| 80 kcal | Energia |
| 0,1 g | Proteine |
| 0 g | Grassi |
| 0 g | di cui saturi |
| 2,5 g | Carboidrati |
| 0,5 g | di cui zuccheri |
| 0 g | Fibre |
| 0,01 g | Sale |
Il Vitovska esprime una salinità che non proviene dal sale aggiunto ma dalla composizione mineralogica dei terreni vulcanici e calcarei dove cresce la vite. Il sapore è fresco, con acidità vivace che stimola l'appetito. Note di frutta bianca, aneto, erbe aromatiche delicate completa il profilo. Si serve freddo, tra i 10 e i 12 gradi, in bicchieri da vino bianco ampio. Abbina naturalmente con «brodetti» di pesce, ostriche, vongole, «scampi» al vapore, formaggi morbidi come ricotta e caprini, zuppe di mare leggere, crostacei crudi.
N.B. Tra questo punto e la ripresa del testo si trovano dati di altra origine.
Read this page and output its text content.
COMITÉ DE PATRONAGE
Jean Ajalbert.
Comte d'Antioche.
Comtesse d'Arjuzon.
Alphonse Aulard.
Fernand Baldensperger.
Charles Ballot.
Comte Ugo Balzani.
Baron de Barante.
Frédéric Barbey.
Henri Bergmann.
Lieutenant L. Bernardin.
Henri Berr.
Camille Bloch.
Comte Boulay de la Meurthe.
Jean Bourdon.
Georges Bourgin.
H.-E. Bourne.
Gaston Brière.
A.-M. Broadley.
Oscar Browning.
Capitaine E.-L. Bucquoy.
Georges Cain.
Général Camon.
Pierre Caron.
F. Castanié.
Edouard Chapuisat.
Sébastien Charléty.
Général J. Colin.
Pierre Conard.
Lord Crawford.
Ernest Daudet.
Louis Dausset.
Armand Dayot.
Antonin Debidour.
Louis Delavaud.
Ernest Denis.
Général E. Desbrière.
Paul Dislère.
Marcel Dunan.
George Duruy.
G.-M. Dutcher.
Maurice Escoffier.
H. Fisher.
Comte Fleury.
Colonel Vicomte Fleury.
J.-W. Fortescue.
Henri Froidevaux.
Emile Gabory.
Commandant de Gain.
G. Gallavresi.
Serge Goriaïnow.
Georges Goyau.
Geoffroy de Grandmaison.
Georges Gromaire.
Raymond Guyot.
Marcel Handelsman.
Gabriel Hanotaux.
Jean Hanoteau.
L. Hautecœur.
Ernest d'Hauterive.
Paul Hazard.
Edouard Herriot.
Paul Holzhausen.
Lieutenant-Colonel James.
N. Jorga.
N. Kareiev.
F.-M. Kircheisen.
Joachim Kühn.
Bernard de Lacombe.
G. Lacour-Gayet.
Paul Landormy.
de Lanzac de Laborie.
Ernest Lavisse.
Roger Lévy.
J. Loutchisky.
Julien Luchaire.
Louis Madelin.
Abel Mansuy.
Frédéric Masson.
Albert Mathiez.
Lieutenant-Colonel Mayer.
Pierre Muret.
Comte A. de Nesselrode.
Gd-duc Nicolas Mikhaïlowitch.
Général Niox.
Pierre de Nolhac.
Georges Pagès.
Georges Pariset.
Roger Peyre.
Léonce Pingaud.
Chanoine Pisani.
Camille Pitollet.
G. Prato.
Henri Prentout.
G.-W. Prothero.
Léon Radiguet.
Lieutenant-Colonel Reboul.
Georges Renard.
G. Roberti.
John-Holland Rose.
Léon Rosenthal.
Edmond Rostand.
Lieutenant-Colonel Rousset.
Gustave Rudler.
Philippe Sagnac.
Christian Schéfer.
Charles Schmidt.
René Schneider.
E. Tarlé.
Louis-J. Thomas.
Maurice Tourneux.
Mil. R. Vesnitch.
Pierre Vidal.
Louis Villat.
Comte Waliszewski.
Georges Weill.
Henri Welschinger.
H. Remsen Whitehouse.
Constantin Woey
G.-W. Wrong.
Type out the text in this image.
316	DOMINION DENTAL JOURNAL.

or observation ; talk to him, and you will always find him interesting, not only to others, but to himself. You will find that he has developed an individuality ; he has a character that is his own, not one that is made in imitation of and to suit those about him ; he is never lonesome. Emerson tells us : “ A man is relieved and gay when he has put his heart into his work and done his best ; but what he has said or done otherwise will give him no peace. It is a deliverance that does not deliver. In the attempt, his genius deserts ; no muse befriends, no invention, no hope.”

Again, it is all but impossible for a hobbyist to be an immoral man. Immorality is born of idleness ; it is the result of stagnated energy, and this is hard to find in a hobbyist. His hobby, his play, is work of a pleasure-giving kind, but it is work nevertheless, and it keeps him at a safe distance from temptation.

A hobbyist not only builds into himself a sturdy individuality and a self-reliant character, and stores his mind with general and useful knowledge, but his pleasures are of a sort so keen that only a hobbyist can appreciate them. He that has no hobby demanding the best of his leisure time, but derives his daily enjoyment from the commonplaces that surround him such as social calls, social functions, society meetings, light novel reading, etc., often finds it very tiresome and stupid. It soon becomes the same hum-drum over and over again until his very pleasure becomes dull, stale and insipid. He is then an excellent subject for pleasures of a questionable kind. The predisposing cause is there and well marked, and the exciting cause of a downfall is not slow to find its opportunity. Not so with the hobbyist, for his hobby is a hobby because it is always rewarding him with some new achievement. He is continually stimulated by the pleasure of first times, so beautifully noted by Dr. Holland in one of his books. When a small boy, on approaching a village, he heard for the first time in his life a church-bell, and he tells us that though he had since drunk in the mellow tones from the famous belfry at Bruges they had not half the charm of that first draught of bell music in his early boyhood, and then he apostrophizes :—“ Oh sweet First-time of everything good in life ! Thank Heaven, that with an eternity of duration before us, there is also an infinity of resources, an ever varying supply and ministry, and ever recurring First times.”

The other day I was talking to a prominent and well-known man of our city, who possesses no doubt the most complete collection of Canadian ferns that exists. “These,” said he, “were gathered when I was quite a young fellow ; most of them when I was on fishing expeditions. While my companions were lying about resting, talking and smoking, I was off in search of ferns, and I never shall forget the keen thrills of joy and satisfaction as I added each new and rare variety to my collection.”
Non servire il Vitovska a temperatura ambiente o tiepido. Il caldo annulla la freschezza caratteristica e amplifica l'alcol, rendendo il vino piatto e poco piacevole. Evita anche di accorpare il Vitovska con piatti troppo grassi o speziati: il pesce fritto, la maionese abbondante e le spezie forti mascherano le note delicate del vino. Un altro sbaglio frequente è stappare la bottiglia troppo tempo prima di servirla e lasciarla al caldo: il vino si ossida rapidamente e perde freschezza.
Il Vitovska è ideale durante i mesi estivi e autunnali quando i piatti di pesce e i crostacei freschi dominano la tavola. Perfetto per cene estive leggere, aperitivi con ostriche e frutti di mare, pranzi di primavera con verdure crude e pesce delicato. Puoi servirlo tutto l'anno, ma esprime il meglio della sua freschezza da maggio a settembre quando le temperature sono alte e i piatti più leggeri.